Information
- League: Negro National League (II) (1935–1936, 1939–1948); Negro American League (1949–1950);
- Location: New York City
- Ballpark: Hinchliffe Stadium (Paterson) (1935–1936); Polo Grounds (New York City) (1939-50) Dyckman Oval (New York City) (1935-36); Yankee Stadium (New York City) (1941-46);
- Established: 1935
- Disbanded: 1950
- Negro World Series championships: 1947
- League titles: 1947

= New York Cubans =

Former professional baseball team

The New York Cubans were a Negro league baseball team that played during the 1930s and from 1939 to 1950. Despite playing in the Negro leagues, the team occasionally employed white-skinned Hispanic baseball players as well, because Hispanic players were generally ignored by Major League Baseball teams before Jackie Robinson broke the color barrier in Major League Baseball.

== Historical roots ==

In 1899, the All Cubans became the first all-Hispanic team to travel to the United States and stage exhibition games, against established Negro league powerhouse teams. The All Cubans kept traveling to the United States each year until 1905. Beginning in 1907, they were replaced by the Cuban Stars, which became accepted as an independent Negro baseball team. In 1916, the team was struck by controversies and competition regarding booking, which led to the creation of a new Cuban Stars carrying the same name. To differentiate between the two teams, the newer of the two was referred to as the Cuban Stars (East), which was owned by Alex Pompez and competed in the New York city area. The older team (which was owned by Abel Linares and Tinti Molina and previously had competed in the New York area) moved to the midwestern region and became known as the Cuban Stars (West).

== Founding (or reincarnation) ==

Around 1930, both Cuban Stars teams folded, but in 1935 Pompez was able to re-create a Cuban team under the new name New York Cubans. In 1935 and 1936, the New York Cubans called historic Hinchliffe Stadium in Paterson, New Jersey home. They also played some home games in the Dyckman Oval in the Inwood neighborhood of Manhattan, and later played in the Polo Grounds (1939–1950) and in Yankee Stadium (1941–1946).

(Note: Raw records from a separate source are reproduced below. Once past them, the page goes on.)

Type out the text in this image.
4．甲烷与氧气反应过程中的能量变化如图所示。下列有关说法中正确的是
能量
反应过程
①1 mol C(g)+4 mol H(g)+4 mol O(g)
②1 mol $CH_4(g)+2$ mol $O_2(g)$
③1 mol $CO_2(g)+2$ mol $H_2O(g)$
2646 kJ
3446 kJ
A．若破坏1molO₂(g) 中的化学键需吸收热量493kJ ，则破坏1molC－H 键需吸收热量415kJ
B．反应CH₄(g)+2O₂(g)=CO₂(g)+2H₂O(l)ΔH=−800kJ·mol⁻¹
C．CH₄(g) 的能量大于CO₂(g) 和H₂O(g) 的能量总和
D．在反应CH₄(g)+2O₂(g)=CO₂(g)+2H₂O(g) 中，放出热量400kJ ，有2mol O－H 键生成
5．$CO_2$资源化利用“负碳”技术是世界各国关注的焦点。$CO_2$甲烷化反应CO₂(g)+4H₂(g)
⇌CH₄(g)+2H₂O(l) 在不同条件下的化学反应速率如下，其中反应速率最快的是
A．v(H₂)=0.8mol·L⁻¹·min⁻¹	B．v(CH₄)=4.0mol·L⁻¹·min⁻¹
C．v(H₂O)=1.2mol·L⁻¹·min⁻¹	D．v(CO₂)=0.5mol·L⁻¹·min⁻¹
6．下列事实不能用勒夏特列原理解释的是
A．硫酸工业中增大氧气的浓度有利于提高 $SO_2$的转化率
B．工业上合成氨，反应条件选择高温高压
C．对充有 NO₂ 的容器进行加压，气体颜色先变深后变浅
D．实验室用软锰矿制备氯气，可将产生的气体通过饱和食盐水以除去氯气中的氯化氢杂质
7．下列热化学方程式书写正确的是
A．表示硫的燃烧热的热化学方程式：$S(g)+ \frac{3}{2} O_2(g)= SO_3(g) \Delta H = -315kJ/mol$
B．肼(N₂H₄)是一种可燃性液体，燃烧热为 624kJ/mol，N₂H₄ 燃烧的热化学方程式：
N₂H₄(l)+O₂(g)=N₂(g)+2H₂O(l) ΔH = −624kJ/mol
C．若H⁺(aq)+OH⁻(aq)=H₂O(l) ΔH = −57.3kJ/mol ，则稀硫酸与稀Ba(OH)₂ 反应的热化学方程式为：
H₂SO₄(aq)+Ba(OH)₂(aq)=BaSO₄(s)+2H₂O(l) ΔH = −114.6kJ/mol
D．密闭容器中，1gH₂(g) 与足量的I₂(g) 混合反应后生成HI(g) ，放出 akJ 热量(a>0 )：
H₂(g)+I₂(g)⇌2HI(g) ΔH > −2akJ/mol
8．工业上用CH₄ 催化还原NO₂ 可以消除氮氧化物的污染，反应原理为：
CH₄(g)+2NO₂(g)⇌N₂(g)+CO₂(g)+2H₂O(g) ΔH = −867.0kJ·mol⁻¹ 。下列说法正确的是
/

Unlike what the team's name may suggest, the team was not composed exclusively of Cuban players; there were players from other Hispanic nationalities and the United States as well. In 1941, Perucho Cepeda, father of National Baseball Hall of Famer Orlando Peruchin Cepeda and a legendary player around the Caribbean himself, became the first Puerto Rican to play for the New York Cubans. Apart from Cepeda, there were also players from Mexico and the Dominican Republic playing for the New York Cubans. From 1941 to 1944, the Cubans had the services of well-known Dominican utility player Tetelo Vargas.

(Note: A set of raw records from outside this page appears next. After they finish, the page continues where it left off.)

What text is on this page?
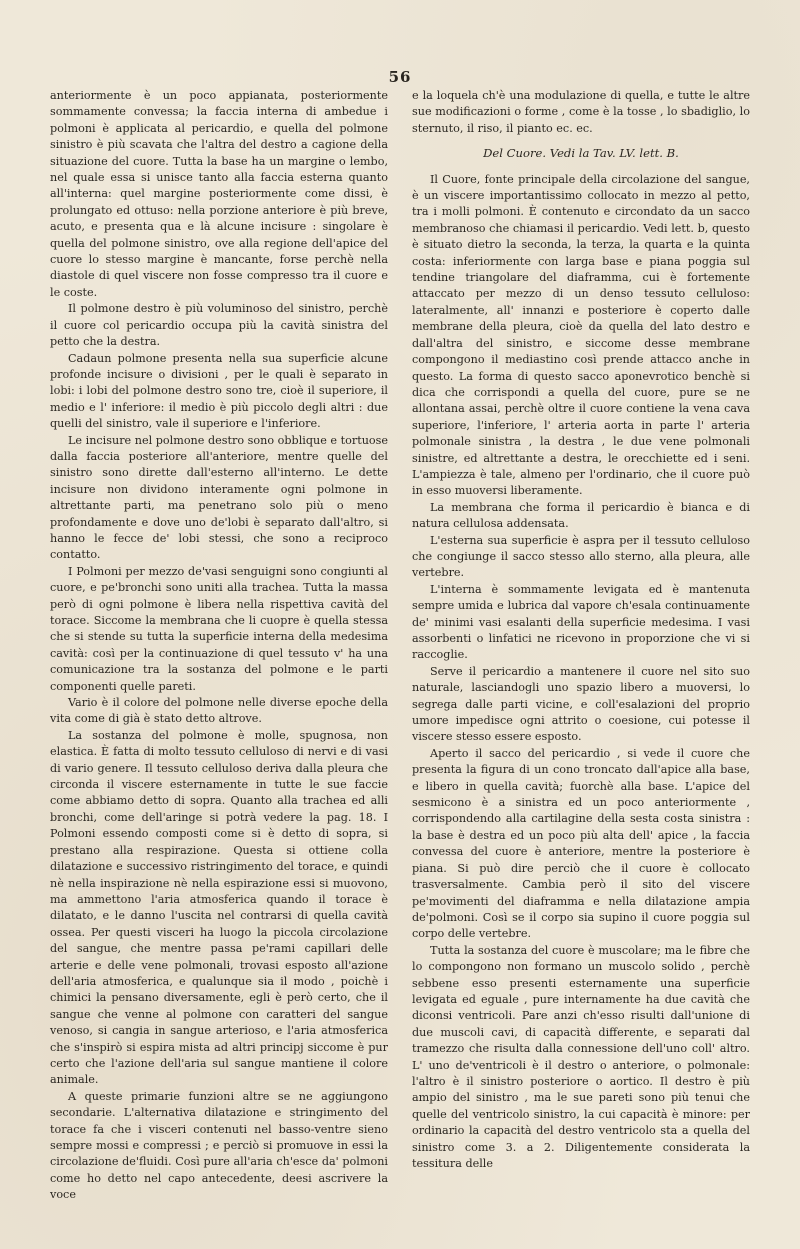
56

anteriormente è un poco appianata, posteriormente sommamente convessa; la faccia interna di ambedue i polmoni è applicata al pericardio, e quella del polmone sinistro è più scavata che l'altra del destro a cagione della situazione del cuore. Tutta la base ha un margine o lembo, nel quale essa si unisce tanto alla faccia esterna quanto all'interna: quel margine posteriormente come dissi, è prolungato ed ottuso: nella porzione anteriore è più breve, acuto, e presenta qua e là alcune incisure : singolare è quella del polmone sinistro, ove alla regione dell'apice del cuore lo stesso margine è mancante, forse perchè nella diastole di quel viscere non fosse compresso tra il cuore e le coste.

Il polmone destro è più voluminoso del sinistro, perchè il cuore col pericardio occupa più la cavità sinistra del petto che la destra.

Cadaun polmone presenta nella sua superficie alcune profonde incisure o divisioni , per le quali è separato in lobi: i lobi del polmone destro sono tre, cioè il superiore, il medio e l' inferiore: il medio è più piccolo degli altri : due quelli del sinistro, vale il superiore e l'inferiore.

Le incisure nel polmone destro sono obblique e tortuose dalla faccia posteriore all'anteriore, mentre quelle del sinistro sono dirette dall'esterno all'interno. Le dette incisure non dividono interamente ogni polmone in altrettante parti, ma penetrano solo più o meno profondamente e dove uno de'lobi è separato dall'altro, si hanno le fecce de' lobi stessi, che sono a reciproco contatto.

I Polmoni per mezzo de'vasi senguigni sono congiunti al cuore, e pe'bronchi sono uniti alla trachea. Tutta la massa però di ogni polmone è libera nella rispettiva cavità del torace. Siccome la membrana che li cuopre è quella stessa che si stende su tutta la superficie interna della medesima cavità: così per la continuazione di quel tessuto v' ha una comunicazione tra la sostanza del polmone e le parti componenti quelle pareti.

Vario è il colore del polmone nelle diverse epoche della vita come di già è stato detto altrove.

La sostanza del polmone è molle, spugnosa, non elastica. È fatta di molto tessuto celluloso di nervi e di vasi di vario genere. Il tessuto celluloso deriva dalla pleura che circonda il viscere esternamente in tutte le sue faccie come abbiamo detto di sopra. Quanto alla trachea ed alli bronchi, come dell'aringe si potrà vedere la pag. 18. I Polmoni essendo composti come si è detto di sopra, si prestano alla respirazione. Questa si ottiene colla dilatazione e successivo ristringimento del torace, e quindi nè nella inspirazione nè nella espirazione essi si muovono, ma ammettono l'aria atmosferica quando il torace è dilatato, e le danno l'uscita nel contrarsi di quella cavità ossea. Per questi visceri ha luogo la piccola circolazione del sangue, che mentre passa pe'rami capillari delle arterie e delle vene polmonali, trovasi esposto all'azione dell'aria atmosferica, e qualunque sia il modo , poichè i chimici la pensano diversamente, egli è però certo, che il sangue che venne al polmone con caratteri del sangue venoso, si cangia in sangue arterioso, e l'aria atmosferica che s'inspirò si espira mista ad altri principj siccome è pur certo che l'azione dell'aria sul sangue mantiene il colore animale.

A queste primarie funzioni altre se ne aggiungono secondarie. L'alternativa dilatazione e stringimento del torace fa che i visceri contenuti nel basso-ventre sieno sempre mossi e compressi ; e perciò si promuove in essi la circolazione de'fluidi. Così pure all'aria ch'esce da' polmoni come ho detto nel capo antecedente, deesi ascrivere la voce

e la loquela ch'è una modulazione di quella, e tutte le altre sue modificazioni o forme , come è la tosse , lo sbadiglio, lo sternuto, il riso, il pianto ec. ec.

Del Cuore. Vedi la Tav. LV. lett. B.

Il Cuore, fonte principale della circolazione del sangue, è un viscere importantissimo collocato in mezzo al petto, tra i molli polmoni. È contenuto e circondato da un sacco membranoso che chiamasi il pericardio. Vedi lett. b, questo è situato dietro la seconda, la terza, la quarta e la quinta costa: inferiormente con larga base e piana poggia sul tendine triangolare del diaframma, cui è fortemente attaccato per mezzo di un denso tessuto celluloso: lateralmente, all' innanzi e posteriore è coperto dalle membrane della pleura, cioè da quella del lato destro e dall'altra del sinistro, e siccome desse membrane compongono il mediastino così prende attacco anche in questo. La forma di questo sacco aponevrotico benchè si dica che corrispondi a quella del cuore, pure se ne allontana assai, perchè oltre il cuore contiene la vena cava superiore, l'inferiore, l' arteria aorta in parte l' arteria polmonale sinistra , la destra , le due vene polmonali sinistre, ed altrettante a destra, le orecchiette ed i seni. L'ampiezza è tale, almeno per l'ordinario, che il cuore può in esso muoversi liberamente.

La membrana che forma il pericardio è bianca e di natura cellulosa addensata.

L'esterna sua superficie è aspra per il tessuto celluloso che congiunge il sacco stesso allo sterno, alla pleura, alle vertebre.

L'interna è sommamente levigata ed è mantenuta sempre umida e lubrica dal vapore ch'esala continuamente de' minimi vasi esalanti della superficie medesima. I vasi assorbenti o linfatici ne ricevono in proporzione che vi si raccoglie.

Serve il pericardio a mantenere il cuore nel sito suo naturale, lasciandogli uno spazio libero a muoversi, lo segrega dalle parti vicine, e coll'esalazioni del proprio umore impedisce ogni attrito o coesione, cui potesse il viscere stesso essere esposto.

Aperto il sacco del pericardio , si vede il cuore che presenta la figura di un cono troncato dall'apice alla base, e libero in quella cavità; fuorchè alla base. L'apice del sesmicono è a sinistra ed un poco anteriormente , corrispondendo alla cartilagine della sesta costa sinistra : la base è destra ed un poco più alta dell' apice , la faccia convessa del cuore è anteriore, mentre la posteriore è piana. Si può dire perciò che il cuore è collocato trasversalmente. Cambia però il sito del viscere pe'movimenti del diaframma e nella dilatazione ampia de'polmoni. Così se il corpo sia supino il cuore poggia sul corpo delle vertebre.

Tutta la sostanza del cuore è muscolare; ma le fibre che lo compongono non formano un muscolo solido , perchè sebbene esso presenti esternamente una superficie levigata ed eguale , pure internamente ha due cavità che diconsi ventricoli. Pare anzi ch'esso risulti dall'unione di due muscoli cavi, di capacità differente, e separati dal tramezzo che risulta dalla connessione dell'uno coll' altro. L' uno de'ventricoli è il destro o anteriore, o polmonale: l'altro è il sinistro posteriore o aortico. Il destro è più ampio del sinistro , ma le sue pareti sono più tenui che quelle del ventricolo sinistro, la cui capacità è minore: per ordinario la capacità del destro ventricolo sta a quella del sinistro come 3. a 2. Diligentemente considerata la tessitura delle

Only one other team of the era, the Indianapolis Clowns, boasted a line-up with as many international players as the Cubans did.

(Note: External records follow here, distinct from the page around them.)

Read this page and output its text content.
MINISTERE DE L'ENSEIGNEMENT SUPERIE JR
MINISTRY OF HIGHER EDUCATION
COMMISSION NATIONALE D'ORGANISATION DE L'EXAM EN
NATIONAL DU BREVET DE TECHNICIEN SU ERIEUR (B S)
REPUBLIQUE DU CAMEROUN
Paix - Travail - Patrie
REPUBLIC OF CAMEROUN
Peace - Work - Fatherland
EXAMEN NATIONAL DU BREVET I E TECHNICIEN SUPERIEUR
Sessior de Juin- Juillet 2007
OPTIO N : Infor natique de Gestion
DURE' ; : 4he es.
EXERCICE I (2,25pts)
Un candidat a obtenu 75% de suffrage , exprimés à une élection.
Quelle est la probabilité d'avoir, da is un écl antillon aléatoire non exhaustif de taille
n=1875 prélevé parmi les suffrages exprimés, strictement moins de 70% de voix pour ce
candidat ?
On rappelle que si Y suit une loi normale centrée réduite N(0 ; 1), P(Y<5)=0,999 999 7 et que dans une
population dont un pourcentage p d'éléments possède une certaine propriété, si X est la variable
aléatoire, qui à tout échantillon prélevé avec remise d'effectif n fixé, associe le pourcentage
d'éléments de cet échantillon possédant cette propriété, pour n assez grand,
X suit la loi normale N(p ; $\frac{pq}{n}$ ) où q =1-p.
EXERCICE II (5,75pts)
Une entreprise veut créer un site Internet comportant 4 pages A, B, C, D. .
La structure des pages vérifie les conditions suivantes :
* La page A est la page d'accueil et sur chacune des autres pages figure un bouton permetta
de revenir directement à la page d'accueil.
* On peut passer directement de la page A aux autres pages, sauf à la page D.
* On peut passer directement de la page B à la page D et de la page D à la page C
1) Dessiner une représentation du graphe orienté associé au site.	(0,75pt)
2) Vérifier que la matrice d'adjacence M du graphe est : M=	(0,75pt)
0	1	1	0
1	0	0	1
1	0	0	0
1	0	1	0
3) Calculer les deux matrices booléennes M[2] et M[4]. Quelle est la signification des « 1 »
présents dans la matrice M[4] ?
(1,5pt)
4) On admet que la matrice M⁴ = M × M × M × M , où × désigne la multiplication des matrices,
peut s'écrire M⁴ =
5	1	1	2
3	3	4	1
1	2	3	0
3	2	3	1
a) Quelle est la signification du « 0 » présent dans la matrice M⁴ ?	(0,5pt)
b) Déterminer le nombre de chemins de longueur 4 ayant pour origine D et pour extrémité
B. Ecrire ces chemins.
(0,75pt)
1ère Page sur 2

== Negro League World Series champions ==

With a team that included such notables as Luis Tiant, Sr., and Minnie Miñoso the New York Cubans won their only Negro League World Series title in 1947, defeating the Cleveland Buckeyes.

== Demise ==

The Cubans did not win another championship, and, due to various reasons, including economic strain and an exodus of both African American and Hispanic players to the Major Leagues, the Negro Leagues stopped playing in 1950.

== Players ==

=== Hall of Famers ===
- Martín Dihigo holds the distinction of being inducted into three Halls of Fame; Cuban, Mexican and American.
- Minnie Miñoso holds the distinction of being inducted into three Halls of Fame: Cuban, Mexican and American.
- Tetelo Vargas is a member of the Puerto Rican and Cuban baseball Hall of Fames, despite never having played a single game in Cuba. His election to the Cuban baseball Hall of Fame has been credited to his participation with the New York Cubans.
- Alex Pompez

== MLB throwback jerseys ==

On May 29, 2010, the New York Mets wore Cubans uniforms in a game in Milwaukee against the Brewers, who wore Milwaukee Bears uniforms. The Mets then wore this uniform again on August 22 against the Pittsburgh Pirates.